Results:The het_KO_Pkp2 hearts compared to Ctr showed significant depletion of mature contractile/oxidative cardiomyocytes and increased numbers of stressed cardiomyocytes, fibroblasts, endothelial cells, and immune populations (B-lymphocytes, macrophages), supporting observed systolic dysfunction and ventricular dilation. DA analysis by Milo confirmed significant depletion of the functional cardiomyocyte CM pool (structural, contractile and oxidative metabolism CMs) , the expansion of fibroblast- and immune-rich tissue neighborhoods. DGE revealed downregulation of structural genes (Dmd, Ttn, Ryr2) in cardiomyocytes and upregulation of ECM genes (Postn, Col1a1/3a1) in fibroblasts. LIANA identified key pathological cell–cell signaling: stressed cardiomyocytes release damage-associated molecular patterns (DAMPs) that activated immune cells, driving chronic inflammation; fibroblast-derived extracellular matrix (ECM) components activated immune-cell integrins, perpetuating fibrosis;macrophages secreted ligands sustaining a profibrotic state. GSEA revealed suppression of Wnt/cell cycle and anti-apoptotic pathways in cardiomyocytes, with upregulation of ECM-remodeling, and proinflammatory pathways in stromal and immune compartments. These transcriptional signatures paralleled wet lab findings of increased cardiac fibrosis and immune infiltrates.

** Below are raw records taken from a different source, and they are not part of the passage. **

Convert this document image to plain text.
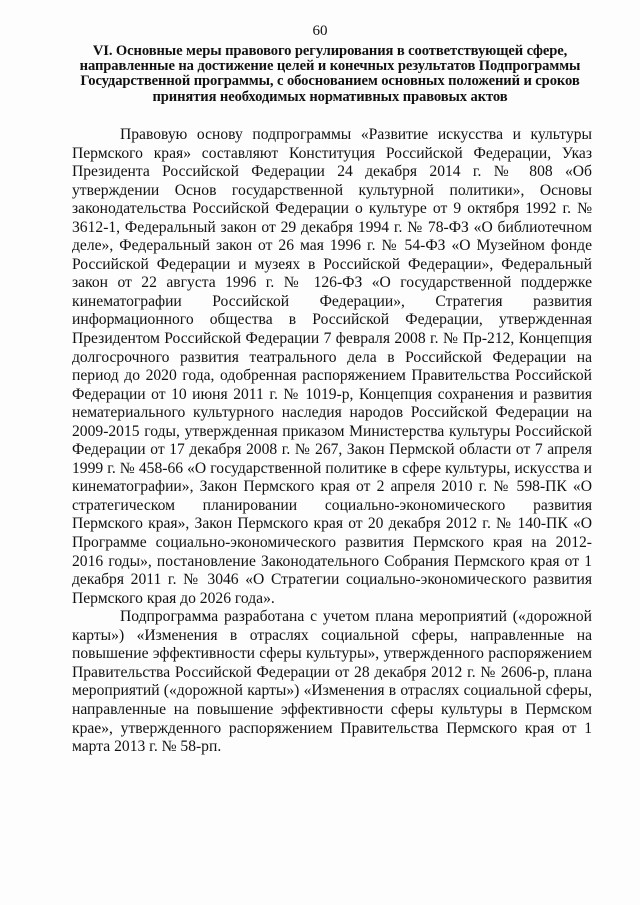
60
VI. Основные меры правового регулирования в соответствующей сфере, направленные на достижение целей и конечных результатов Подпрограммы Государственной программы, с обоснованием основных положений и сроков принятия необходимых нормативных правовых актов

Правовую основу подпрограммы «Развитие искусства и культуры Пермского края» составляют Конституция Российской Федерации, Указ Президента Российской Федерации 24 декабря 2014 г. № 808 «Об утверждении Основ государственной культурной политики», Основы законодательства Российской Федерации о культуре от 9 октября 1992 г. № 3612-1, Федеральный закон от 29 декабря 1994 г. № 78-ФЗ «О библиотечном деле», Федеральный закон от 26 мая 1996 г. № 54-ФЗ «О Музейном фонде Российской Федерации и музеях в Российской Федерации», Федеральный закон от 22 августа 1996 г. № 126-ФЗ «О государственной поддержке кинематографии Российской Федерации», Стратегия развития информационного общества в Российской Федерации, утвержденная Президентом Российской Федерации 7 февраля 2008 г. № Пр-212, Концепция долгосрочного развития театрального дела в Российской Федерации на период до 2020 года, одобренная распоряжением Правительства Российской Федерации от 10 июня 2011 г. № 1019-р, Концепция сохранения и развития нематериального культурного наследия народов Российской Федерации на 2009-2015 годы, утвержденная приказом Министерства культуры Российской Федерации от 17 декабря 2008 г. № 267, Закон Пермской области от 7 апреля 1999 г. № 458-66 «О государственной политике в сфере культуры, искусства и кинематографии», Закон Пермского края от 2 апреля 2010 г. № 598-ПК «О стратегическом планировании социально-экономического развития Пермского края», Закон Пермского края от 20 декабря 2012 г. № 140-ПК «О Программе социально-экономического развития Пермского края на 2012-2016 годы», постановление Законодательного Собрания Пермского края от 1 декабря 2011 г. № 3046 «О Стратегии социально-экономического развития Пермского края до 2026 года».

Подпрограмма разработана с учетом плана мероприятий («дорожной карты») «Изменения в отраслях социальной сферы, направленные на повышение эффективности сферы культуры», утвержденного распоряжением Правительства Российской Федерации от 28 декабря 2012 г. № 2606-р, плана мероприятий («дорожной карты») «Изменения в отраслях социальной сферы, направленные на повышение эффективности сферы культуры в Пермском крае», утвержденного распоряжением Правительства Пермского края от 1 марта 2013 г. № 58-рп.
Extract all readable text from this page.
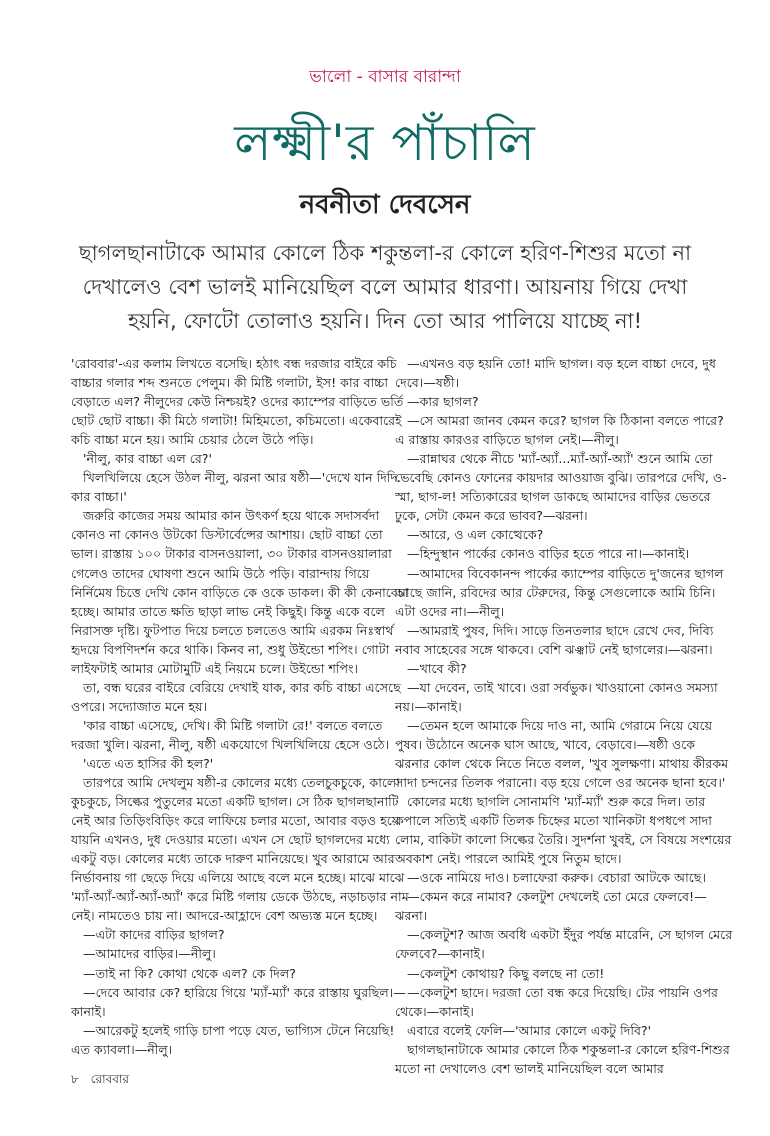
ভালো - বাসার বারান্দা
লক্ষ্মী'র পাঁচালি
নবনীতা দেবসেন
ছাগলছানাটাকে আমার কোলে ঠিক শকুন্তলা-র কোলে হরিণ-শিশুর মতো না দেখালেও বেশ ভালই মানিয়েছিল বলে আমার ধারণা। আয়নায় গিয়ে দেখা হয়নি, ফোটো তোলাও হয়নি। দিন তো আর পালিয়ে যাচ্ছে না!

'রোববার'-এর কলাম লিখতে বসেছি। হঠাৎ বন্ধ দরজার বাইরে কচি বাচ্চার গলার শব্দ শুনতে পেলুম। কী মিষ্টি গলাটা, ইস! কার বাচ্চা বেড়াতে এল? নীলুদের কেউ নিশ্চয়ই? ওদের ক্যাম্পের বাড়িতে ভর্তি ছোট ছোট বাচ্চা। কী মিঠে গলাটা! মিহিমতো, কচিমতো। একেবারেই কচি বাচ্চা মনে হয়। আমি চেয়ার ঠেলে উঠে পড়ি।

'নীলু, কার বাচ্চা এল রে?'

খিলখিলিয়ে হেসে উঠল নীলু, ঝরনা আর ষষ্ঠী—'দেখে যান দিদি কার বাচ্চা।'

জরুরি কাজের সময় আমার কান উৎকর্ণ হয়ে থাকে সদাসর্বদা কোনও না কোনও উটকো ডিস্টার্বেন্সের আশায়। ছোট বাচ্চা তো ভাল। রাস্তায় ১০০ টাকার বাসনওয়ালা, ৩০ টাকার বাসনওয়ালারা গেলেও তাদের ঘোষণা শুনে আমি উঠে পড়ি। বারান্দায় গিয়ে নির্নিমেষ চিত্তে দেখি কোন বাড়িতে কে ওকে ডাকল। কী কী কেনাবেচা হচ্ছে। আমার তাতে ক্ষতি ছাড়া লাভ নেই কিছুই। কিন্তু একে বলে নিরাসক্ত দৃষ্টি। ফুটপাত দিয়ে চলতে চলতেও আমি এরকম নিঃস্বার্থ হৃদয়ে বিপণিদর্শন করে থাকি। কিনব না, শুধু উইন্ডো শপিং। গোটা লাইফটাই আমার মোটামুটি এই নিয়মে চলে। উইন্ডো শপিং।

তা, বন্ধ ঘরের বাইরে বেরিয়ে দেখাই যাক, কার কচি বাচ্চা এসেছে ওপরে। সদ্যোজাত মনে হয়।

'কার বাচ্চা এসেছে, দেখি। কী মিষ্টি গলাটা রে!' বলতে বলতে দরজা খুলি। ঝরনা, নীলু, ষষ্ঠী একযোগে খিলখিলিয়ে হেসে ওঠে।

'এতে এত হাসির কী হল?'

তারপরে আমি দেখলুম ষষ্ঠী-র কোলের মধ্যে তেলচুকচুকে, কালো কুচকুচে, সিল্কের পুতুলের মতো একটি ছাগল। সে ঠিক ছাগলছানাটি নেই আর তিড়িংবিড়িং করে লাফিয়ে চলার মতো, আবার বড়ও হয়ে যায়নি এখনও, দুধ দেওয়ার মতো। এখন সে ছোট ছাগলদের মধ্যে একটু বড়। কোলের মধ্যে তাকে দারুণ মানিয়েছে। খুব আরামে আর নির্ভাবনায় গা ছেড়ে দিয়ে এলিয়ে আছে বলে মনে হচ্ছে। মাঝে মাঝে 'ম্যাঁ-অ্যাঁ-অ্যাঁ-অ্যাঁ-অ্যাঁ' করে মিষ্টি গলায় ডেকে উঠছে, নড়াচড়ার নাম নেই। নামতেও চায় না। আদরে-আহ্লাদে বেশ অভ্যস্ত মনে হচ্ছে।

—এটা কাদের বাড়ির ছাগল?

—আমাদের বাড়ির।—নীলু।

—তাই না কি? কোথা থেকে এল? কে দিল?

—দেবে আবার কে? হারিয়ে গিয়ে 'ম্যাঁ-ম্যাঁ' করে রাস্তায় ঘুরছিল।—কানাই।

—আরেকটু হলেই গাড়ি চাপা পড়ে যেত, ভাগ্যিস টেনে নিয়েছি! এত ক্যাবলা।—নীলু।

—এখনও বড় হয়নি তো! মাদি ছাগল। বড় হলে বাচ্চা দেবে, দুধ দেবে।—ষষ্ঠী।

—কার ছাগল?

—সে আমরা জানব কেমন করে? ছাগল কি ঠিকানা বলতে পারে? এ রাস্তায় কারওর বাড়িতে ছাগল নেই।—নীলু।

—রান্নাঘর থেকে নীচে 'ম্যাঁ-অ্যাঁ...ম্যাঁ-অ্যাঁ-অ্যাঁ' শুনে আমি তো ভেবেছি কোনও ফোনের কায়দার আওয়াজ বুঝি। তারপরে দেখি, ও-স্মা, ছাগ-ল! সত্যিকারের ছাগল ডাকছে আমাদের বাড়ির ভেতরে ঢুকে, সেটা কেমন করে ভাবব?—ঝরনা।

—আরে, ও এল কোত্থেকে?

—হিন্দুস্থান পার্কের কোনও বাড়ির হতে পারে না।—কানাই।

—আমাদের বিবেকানন্দ পার্কের ক্যাম্পের বাড়িতে দু'জনের ছাগল আছে জানি, রবিদের আর টেরুদের, কিন্তু সেগুলোকে আমি চিনি। এটা ওদের না।—নীলু।

—আমরাই পুষব, দিদি। সাড়ে তিনতলার ছাদে রেখে দেব, দিব্যি নবাব সাহেবের সঙ্গে থাকবে। বেশি ঝঞ্ঝাট নেই ছাগলের।—ঝরনা।

—খাবে কী?

—যা দেবেন, তাই খাবে। ওরা সর্বভুক। খাওয়ানো কোনও সমস্যা নয়।—কানাই।

—তেমন হলে আমাকে দিয়ে দাও না, আমি গেরামে নিয়ে যেয়ে পুষব। উঠোনে অনেক ঘাস আছে, খাবে, বেড়াবে।—ষষ্ঠী ওকে ঝরনার কোল থেকে নিতে নিতে বলল, 'খুব সুলক্ষণা। মাথায় কীরকম সাদা চন্দনের তিলক পরানো। বড় হয়ে গেলে ওর অনেক ছানা হবে।'

কোলের মধ্যে ছাগলি সোনামণি 'ম্যাঁ-ম্যাঁ' শুরু করে দিল। তার কপালে সত্যিই একটি তিলক চিহ্নের মতো খানিকটা ধপধপে সাদা লোম, বাকিটা কালো সিল্কের তৈরি। সুদর্শনা খুবই, সে বিষয়ে সংশয়ের অবকাশ নেই। পারলে আমিই পুষে নিতুম ছাদে।

—ওকে নামিয়ে দাও। চলাফেরা করুক। বেচারা আটকে আছে।

—কেমন করে নামাব? কেলটুশ দেখলেই তো মেরে ফেলবে!—ঝরনা।

—কেলটুশ? আজ অবধি একটা ইঁদুর পর্যন্ত মারেনি, সে ছাগল মেরে ফেলবে?—কানাই।

—কেলটুশ কোথায়? কিছু বলছে না তো!

—কেলটুশ ছাদে। দরজা তো বন্ধ করে দিয়েছি। টের পায়নি ওপর থেকে।—কানাই।

এবারে বলেই ফেলি—'আমার কোলে একটু দিবি?'

ছাগলছানাটাকে আমার কোলে ঠিক শকুন্তলা-র কোলে হরিণ-শিশুর মতো না দেখালেও বেশ ভালই মানিয়েছিল বলে আমার

৮ রোববার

Conclusion:These integrated findings demonstrate that Pkp2 deficiency disrupts cardiomyocyte integrity, amplifies immune activation, and drives fibroblast-mediated fibrosis, collectively fueling adverse cardiac remodeling in ACM. The convergence of suppressed regenerative signaling, chronic inflammation, and pathological ECM deposition highlights actionable molecular targets for therapeutic intervention. Modulating these pathways may attenuate disease progression and improve outcomes for carriers of desmosomal mutations, aligning with the goal of setting new standards in cardiovascular medicine.